Others note the possibility of consumers taking less responsibility for poor investment decisions if they know banks will cop the cost no matter what. New Zealand Banking Association’s chief executive, Roger Beaumont, has said adopting policies like those in the UK could lead to bigger fraud losses because “customers have little incentive or responsibility to protect their money.” And, at the end of the day, if scammers are making more money, it’s a net loss for everyone.
However, the status quo sees everyday consumers and businesses bearing most of the financial burden of surging cybercrime. Some leaders have indicated they don’t see this as sustainable or fair.
While some prominent figures have voiced openness to reassessing scam liability and reimbursement for victims, it’s unclear whether governments in Australia or New Zealand will force any changes.
Still, there are a few signs that a sea change might be on the horizon. For example, Risky Business podcaster and journalist Patrick Gray recently asked Australian Cyber Security Minister Clare O’Neil whether Australia might adopt a banking reimbursement policy like that of the UK. Although Minister O’Neil was careful not to make any committal statements and demured to other ministers’ jurisdictions, she did note that Australia’s impending cybersecurity strategy – and the Federal Government’s approach more broadly – aims to shift burdens toward entities with greater resources and defensive capability.
From our vantage point, those comments don’t necessarily mean the government will be forcing banks to pay out scam losses anytime soon.
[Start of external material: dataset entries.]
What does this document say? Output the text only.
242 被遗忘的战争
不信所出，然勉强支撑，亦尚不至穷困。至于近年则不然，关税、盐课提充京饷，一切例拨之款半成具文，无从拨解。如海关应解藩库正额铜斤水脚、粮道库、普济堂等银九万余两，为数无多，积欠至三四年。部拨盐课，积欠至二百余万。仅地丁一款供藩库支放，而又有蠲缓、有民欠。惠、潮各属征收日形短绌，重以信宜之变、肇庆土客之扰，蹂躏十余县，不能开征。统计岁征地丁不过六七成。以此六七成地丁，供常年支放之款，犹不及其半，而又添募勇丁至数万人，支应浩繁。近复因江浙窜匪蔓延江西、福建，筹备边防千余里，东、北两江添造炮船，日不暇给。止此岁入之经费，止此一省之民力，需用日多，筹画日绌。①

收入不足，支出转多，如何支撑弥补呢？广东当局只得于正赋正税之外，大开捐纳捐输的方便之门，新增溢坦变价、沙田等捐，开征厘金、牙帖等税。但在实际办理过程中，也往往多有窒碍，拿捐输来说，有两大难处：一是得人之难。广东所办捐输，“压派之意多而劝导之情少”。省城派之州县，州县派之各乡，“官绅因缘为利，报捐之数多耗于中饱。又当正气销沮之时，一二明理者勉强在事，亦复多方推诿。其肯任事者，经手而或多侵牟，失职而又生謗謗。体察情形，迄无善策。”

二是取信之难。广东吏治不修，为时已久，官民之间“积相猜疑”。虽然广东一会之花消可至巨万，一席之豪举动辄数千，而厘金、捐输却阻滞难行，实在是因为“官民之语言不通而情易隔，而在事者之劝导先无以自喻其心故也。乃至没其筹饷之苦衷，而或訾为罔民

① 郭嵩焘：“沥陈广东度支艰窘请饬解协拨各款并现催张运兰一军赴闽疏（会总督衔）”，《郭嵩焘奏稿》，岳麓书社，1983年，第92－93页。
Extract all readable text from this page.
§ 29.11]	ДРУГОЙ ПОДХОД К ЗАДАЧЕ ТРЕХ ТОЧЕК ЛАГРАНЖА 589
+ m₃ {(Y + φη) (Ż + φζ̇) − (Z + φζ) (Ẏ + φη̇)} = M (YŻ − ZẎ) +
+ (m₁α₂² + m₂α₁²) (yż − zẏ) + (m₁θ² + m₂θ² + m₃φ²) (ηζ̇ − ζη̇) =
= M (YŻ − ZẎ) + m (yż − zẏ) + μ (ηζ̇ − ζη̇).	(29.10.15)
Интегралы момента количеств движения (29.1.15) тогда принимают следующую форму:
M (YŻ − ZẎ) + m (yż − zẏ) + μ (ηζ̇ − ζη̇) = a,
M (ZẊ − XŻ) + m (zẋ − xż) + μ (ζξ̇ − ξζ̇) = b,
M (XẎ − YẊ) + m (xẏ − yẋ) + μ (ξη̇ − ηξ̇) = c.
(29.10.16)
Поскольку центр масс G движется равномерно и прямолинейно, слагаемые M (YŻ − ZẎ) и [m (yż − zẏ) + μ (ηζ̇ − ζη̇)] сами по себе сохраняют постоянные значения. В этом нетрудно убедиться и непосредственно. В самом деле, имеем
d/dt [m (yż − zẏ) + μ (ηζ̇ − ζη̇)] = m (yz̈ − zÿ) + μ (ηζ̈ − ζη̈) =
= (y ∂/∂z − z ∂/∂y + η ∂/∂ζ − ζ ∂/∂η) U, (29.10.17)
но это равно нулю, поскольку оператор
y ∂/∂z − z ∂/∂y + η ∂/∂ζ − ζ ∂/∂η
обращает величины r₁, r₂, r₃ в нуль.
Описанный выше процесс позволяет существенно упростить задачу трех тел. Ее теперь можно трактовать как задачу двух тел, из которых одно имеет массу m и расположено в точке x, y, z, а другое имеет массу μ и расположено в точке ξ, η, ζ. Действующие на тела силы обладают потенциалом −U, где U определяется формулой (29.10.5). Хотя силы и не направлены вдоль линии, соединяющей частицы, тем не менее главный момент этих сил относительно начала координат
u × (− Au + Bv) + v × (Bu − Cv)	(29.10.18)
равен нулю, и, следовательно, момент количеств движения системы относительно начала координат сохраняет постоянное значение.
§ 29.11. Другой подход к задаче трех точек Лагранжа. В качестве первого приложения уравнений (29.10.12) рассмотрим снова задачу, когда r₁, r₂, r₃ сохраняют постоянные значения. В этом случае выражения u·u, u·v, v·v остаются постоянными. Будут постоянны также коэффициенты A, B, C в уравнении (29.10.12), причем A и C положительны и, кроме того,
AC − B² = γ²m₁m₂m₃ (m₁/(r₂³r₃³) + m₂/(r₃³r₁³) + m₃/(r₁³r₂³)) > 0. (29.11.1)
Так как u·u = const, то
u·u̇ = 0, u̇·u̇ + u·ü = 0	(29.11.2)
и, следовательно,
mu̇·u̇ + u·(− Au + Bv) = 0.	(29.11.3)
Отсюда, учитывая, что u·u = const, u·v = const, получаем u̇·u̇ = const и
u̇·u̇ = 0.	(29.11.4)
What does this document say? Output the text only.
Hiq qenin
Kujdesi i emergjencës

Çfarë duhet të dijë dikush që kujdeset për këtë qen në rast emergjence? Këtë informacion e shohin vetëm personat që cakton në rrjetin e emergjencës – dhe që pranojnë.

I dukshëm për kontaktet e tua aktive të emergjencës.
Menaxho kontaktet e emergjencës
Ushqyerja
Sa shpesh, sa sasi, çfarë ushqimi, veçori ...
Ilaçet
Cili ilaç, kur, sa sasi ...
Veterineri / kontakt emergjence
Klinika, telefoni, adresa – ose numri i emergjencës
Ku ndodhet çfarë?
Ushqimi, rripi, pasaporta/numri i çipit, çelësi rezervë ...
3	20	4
However, there might be growing pressure for both the private and public sectors to absorb more of the sting rather than allowing the full cost to fall on individual consumers or small businesses.
It’s an iteration of a concept regularly touted by Eftsure Chief Executive Officer, Mark Chazan, who has called for “collaborative cybersecurity.” This can happen within organisations and between internal functions, as well as across different industries and sectors. After all, no single organisation is equipped to fight cybercrime by itself, especially since cyber-criminals tend to face very few of the limitations carried by legitimate businesses. Read more in our submission to the 2023-2030 Australian Cyber Security Strategy Discussion Paper.
Still, prevention is generally preferable to restitution, regardless of which groups are responsible for the latter. Most major banks have touted new advancements and products that help prevent scams before they happen, with CBA even announcing that scam losses had fallen by one-third. However, it’s important to note that banks are dealing with some structural barriers and a huge influx of scam attempts. According to ASIC’s analysis, banks detected and stopped a low proportion – approximately 13% – of scam payments made by their customers.
The bottom line is that organisations can’t wait around for big policy changes. The risks and potential costs of cybercrime demand preventive action now.